Dari Wikipedia bahasa Indonesia, ensiklopedia bebas


Pesa'an adalah baju adat khas dari Madura, provinsi Jawa Timur.[1] Baju Pesa'an menjadi salah satu simbol utama yang menjadi wakil budaya baju adat Jawa Timur di Nusantara. Baju Pesa'an ini bisa digunakan pada acara-acara penting masyarakat Madura seperti acara upacara pernikahan ataupun acara penting lainnya. Namun, di masa lalu orang-orang Madura juga bisa menggunakan pakaian Pesa'an ini sebagai busana sehari-hari. Walaupun sering digunakan oleh penjual sate, pakaian ini mempunyai makna tersendiri. Pakaian adat Madura ini terdiri atas busana wanita dan pria. Bagi para pria terdiri atas celana longgar dan kaos bergaris merah putih yang cukup sederhana. Sedangkan untuk para wanita menggunakan kebaya dengan warna cerah yang mencolok sebagai pasangan dari busana pria.[2] Penggunaan warna yang cerah dan terang yang kuat pada pakaian adat ini mencerminkan karakter masyarakat Madura dikenal akan keberaniannya, sikap tegas, tidak kenal ragu, serta bersikap terbuka dalam menyampaikan isi pikirannya kepada orang lain.
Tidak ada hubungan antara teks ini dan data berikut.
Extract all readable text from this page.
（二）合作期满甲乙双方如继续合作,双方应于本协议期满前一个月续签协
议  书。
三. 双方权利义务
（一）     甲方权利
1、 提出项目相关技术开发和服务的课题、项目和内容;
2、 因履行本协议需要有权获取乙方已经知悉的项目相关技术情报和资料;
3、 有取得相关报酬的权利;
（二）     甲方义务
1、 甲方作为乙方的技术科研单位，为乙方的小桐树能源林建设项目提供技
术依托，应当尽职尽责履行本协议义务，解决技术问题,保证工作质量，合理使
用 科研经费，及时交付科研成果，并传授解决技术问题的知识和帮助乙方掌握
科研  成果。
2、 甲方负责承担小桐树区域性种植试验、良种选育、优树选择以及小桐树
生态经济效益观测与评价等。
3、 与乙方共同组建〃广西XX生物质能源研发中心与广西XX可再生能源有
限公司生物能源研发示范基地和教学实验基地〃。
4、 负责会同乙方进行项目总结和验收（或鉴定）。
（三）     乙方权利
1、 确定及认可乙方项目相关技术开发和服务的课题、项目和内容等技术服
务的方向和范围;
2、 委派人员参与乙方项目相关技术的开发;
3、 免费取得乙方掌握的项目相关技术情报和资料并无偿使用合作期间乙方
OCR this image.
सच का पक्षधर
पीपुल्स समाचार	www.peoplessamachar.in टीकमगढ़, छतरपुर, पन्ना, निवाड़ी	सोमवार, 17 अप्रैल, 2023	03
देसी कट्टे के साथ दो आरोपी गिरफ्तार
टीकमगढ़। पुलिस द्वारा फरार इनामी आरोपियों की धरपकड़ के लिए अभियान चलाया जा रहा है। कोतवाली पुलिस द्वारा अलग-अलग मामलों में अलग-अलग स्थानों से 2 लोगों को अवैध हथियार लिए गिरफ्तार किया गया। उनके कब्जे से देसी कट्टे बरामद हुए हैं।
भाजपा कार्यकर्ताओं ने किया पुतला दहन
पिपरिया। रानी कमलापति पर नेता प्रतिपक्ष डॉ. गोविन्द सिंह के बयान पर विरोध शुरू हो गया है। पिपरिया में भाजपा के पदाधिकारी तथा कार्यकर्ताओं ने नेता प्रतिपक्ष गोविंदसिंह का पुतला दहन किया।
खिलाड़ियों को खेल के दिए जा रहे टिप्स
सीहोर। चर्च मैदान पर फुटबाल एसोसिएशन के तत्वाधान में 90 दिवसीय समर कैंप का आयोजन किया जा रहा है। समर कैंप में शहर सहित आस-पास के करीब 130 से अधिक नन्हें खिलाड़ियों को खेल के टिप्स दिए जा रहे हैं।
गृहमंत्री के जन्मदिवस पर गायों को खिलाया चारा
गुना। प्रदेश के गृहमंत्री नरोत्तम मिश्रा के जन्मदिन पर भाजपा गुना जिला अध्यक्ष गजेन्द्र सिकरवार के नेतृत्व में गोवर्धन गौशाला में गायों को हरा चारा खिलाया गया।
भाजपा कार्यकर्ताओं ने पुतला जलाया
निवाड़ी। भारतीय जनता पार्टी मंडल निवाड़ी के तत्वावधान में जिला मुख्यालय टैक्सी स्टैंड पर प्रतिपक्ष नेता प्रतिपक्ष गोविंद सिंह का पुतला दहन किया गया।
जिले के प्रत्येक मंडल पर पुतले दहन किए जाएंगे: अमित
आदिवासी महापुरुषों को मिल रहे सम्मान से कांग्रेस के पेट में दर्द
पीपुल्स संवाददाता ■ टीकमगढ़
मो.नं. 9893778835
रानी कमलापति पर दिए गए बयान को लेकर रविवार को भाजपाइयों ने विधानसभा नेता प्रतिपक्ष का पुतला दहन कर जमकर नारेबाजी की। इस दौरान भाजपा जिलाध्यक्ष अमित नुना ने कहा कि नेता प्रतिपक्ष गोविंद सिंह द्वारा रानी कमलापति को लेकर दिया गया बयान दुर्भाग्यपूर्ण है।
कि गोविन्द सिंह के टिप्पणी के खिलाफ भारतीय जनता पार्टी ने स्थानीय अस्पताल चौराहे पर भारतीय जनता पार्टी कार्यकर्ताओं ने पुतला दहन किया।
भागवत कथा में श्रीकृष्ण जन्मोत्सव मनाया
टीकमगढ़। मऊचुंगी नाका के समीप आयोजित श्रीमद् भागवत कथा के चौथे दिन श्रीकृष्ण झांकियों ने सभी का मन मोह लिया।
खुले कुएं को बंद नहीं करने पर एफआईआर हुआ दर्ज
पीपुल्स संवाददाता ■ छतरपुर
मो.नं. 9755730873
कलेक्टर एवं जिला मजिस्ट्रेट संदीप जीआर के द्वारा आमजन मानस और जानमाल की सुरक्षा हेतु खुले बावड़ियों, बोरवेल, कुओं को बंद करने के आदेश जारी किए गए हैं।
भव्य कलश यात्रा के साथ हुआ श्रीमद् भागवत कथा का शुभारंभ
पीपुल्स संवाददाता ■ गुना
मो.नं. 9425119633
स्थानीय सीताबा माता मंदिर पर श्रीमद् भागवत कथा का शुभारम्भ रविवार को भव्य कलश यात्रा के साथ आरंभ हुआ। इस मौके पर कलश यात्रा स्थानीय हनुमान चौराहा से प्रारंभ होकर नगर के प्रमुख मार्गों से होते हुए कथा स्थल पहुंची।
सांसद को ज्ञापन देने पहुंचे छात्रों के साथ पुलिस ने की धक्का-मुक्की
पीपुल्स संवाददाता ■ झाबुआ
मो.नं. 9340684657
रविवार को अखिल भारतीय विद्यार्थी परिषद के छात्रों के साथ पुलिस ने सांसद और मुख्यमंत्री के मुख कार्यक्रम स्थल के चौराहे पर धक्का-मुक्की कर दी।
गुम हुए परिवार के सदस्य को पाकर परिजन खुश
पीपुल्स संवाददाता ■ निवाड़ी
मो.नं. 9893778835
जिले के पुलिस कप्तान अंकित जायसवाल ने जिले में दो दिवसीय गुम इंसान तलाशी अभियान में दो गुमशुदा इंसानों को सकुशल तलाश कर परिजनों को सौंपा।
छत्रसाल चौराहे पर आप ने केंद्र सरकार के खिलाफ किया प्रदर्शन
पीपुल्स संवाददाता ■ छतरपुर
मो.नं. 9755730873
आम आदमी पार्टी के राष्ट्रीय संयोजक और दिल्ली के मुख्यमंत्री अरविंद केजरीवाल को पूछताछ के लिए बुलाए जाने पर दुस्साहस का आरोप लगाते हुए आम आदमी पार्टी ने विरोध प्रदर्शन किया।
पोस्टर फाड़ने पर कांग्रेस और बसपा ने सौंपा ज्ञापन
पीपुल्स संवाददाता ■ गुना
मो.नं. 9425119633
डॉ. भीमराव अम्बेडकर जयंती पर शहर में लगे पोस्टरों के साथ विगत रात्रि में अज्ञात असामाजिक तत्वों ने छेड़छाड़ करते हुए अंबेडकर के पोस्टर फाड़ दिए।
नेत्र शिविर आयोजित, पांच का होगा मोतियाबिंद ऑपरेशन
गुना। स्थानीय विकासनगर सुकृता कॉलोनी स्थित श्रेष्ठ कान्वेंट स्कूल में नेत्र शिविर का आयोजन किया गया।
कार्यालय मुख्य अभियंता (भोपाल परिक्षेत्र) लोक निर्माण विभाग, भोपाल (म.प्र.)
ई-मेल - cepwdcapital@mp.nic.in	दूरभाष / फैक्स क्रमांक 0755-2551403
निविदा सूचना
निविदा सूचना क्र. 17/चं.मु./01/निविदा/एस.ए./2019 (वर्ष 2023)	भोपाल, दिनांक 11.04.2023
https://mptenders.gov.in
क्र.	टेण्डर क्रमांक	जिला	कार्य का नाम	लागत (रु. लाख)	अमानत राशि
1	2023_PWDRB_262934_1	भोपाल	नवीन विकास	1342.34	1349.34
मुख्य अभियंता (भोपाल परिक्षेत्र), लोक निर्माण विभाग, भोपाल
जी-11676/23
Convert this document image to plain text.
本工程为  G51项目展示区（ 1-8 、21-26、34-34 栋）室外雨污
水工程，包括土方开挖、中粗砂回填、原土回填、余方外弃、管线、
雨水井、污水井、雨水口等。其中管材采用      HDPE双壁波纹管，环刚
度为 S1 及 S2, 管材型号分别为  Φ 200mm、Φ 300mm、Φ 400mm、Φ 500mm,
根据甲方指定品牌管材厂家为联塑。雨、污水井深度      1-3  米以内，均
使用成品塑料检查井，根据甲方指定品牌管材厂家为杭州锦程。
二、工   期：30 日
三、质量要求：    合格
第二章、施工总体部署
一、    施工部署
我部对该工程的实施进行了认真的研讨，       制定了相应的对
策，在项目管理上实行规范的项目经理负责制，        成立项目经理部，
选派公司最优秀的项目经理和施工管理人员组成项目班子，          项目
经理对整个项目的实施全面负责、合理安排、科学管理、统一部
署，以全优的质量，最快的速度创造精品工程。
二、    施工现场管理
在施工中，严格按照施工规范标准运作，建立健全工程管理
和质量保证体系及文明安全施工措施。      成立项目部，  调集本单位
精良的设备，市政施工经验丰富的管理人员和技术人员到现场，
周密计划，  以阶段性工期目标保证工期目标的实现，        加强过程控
Baju Pesa'an ini cukup dikenal di seluruh penjuru Indonesia. Hal ini dikarenakan pakaian Pesa'an ini cukup mencolok dalam hal ciri khas yang dimiliki sehingga membuatnya mudah dibedakan dengan baju adat daerah lain.[1] Baju Pesa'an sebenarnya merupakan baju keseharian yang biasa dikenakan hanya oleh orang-orang Madura dan sebagian pesisir utara Jawa Timur. Namun sering kali karena keunikan dan ciri khas yang dimilikinya, baju inilah yang justru menjadi ikon utama yang mewakili Timur di kancah Nasional.[3]

Pakaian Pesa'an untuk bangsawan Madura biasanya memiliki beberapa tambahan. Jas tutup polos dan kain panjang biasanya ditambahkan pada penggunaan pakaian adat ini untuk pria. Hal ini ditambahi pula dengan tutup kepala yang sering disebut dengan odheng yang merupakan perlambang dari derajat kebangsawanan seseorang.[2]

Ada sumber yang menyebutkan bahwa baju Pesa'an merupakan nama yang digunakan untuk baju atasan dari pakaian adat ini. Sedangkan pasangan dari baju ini adalah bawahan yang disebut dengan celana gomboran.[4]

Secara umum baju pesaan dikenali sebagai baju hitam yang berukuran serba longgar. Pakaian ini dilengkapi dengan kaos yang berwarna belang merah putih ataupun merah hitam. Biasanya baju ini dipakai dengan celana gombrang yang disebut dengan gomboran. Celana ini merupakan celana kain hitam yang memiliki panjang tanggung antara lutut dan mata kaki. Namun sering juga berukuran panjang hingga mata kaki. Biasanya pakaian ini dilengkapi dengan penutup kepala sederhana yang dibuat dari bahan kain yang disebut dengan odheng, sarung kotak-kotak dan sabuk katemang dari Ponorogo, tropa atau alas kaki, serta senjata tradisional Madura yang berupa celurit.[5]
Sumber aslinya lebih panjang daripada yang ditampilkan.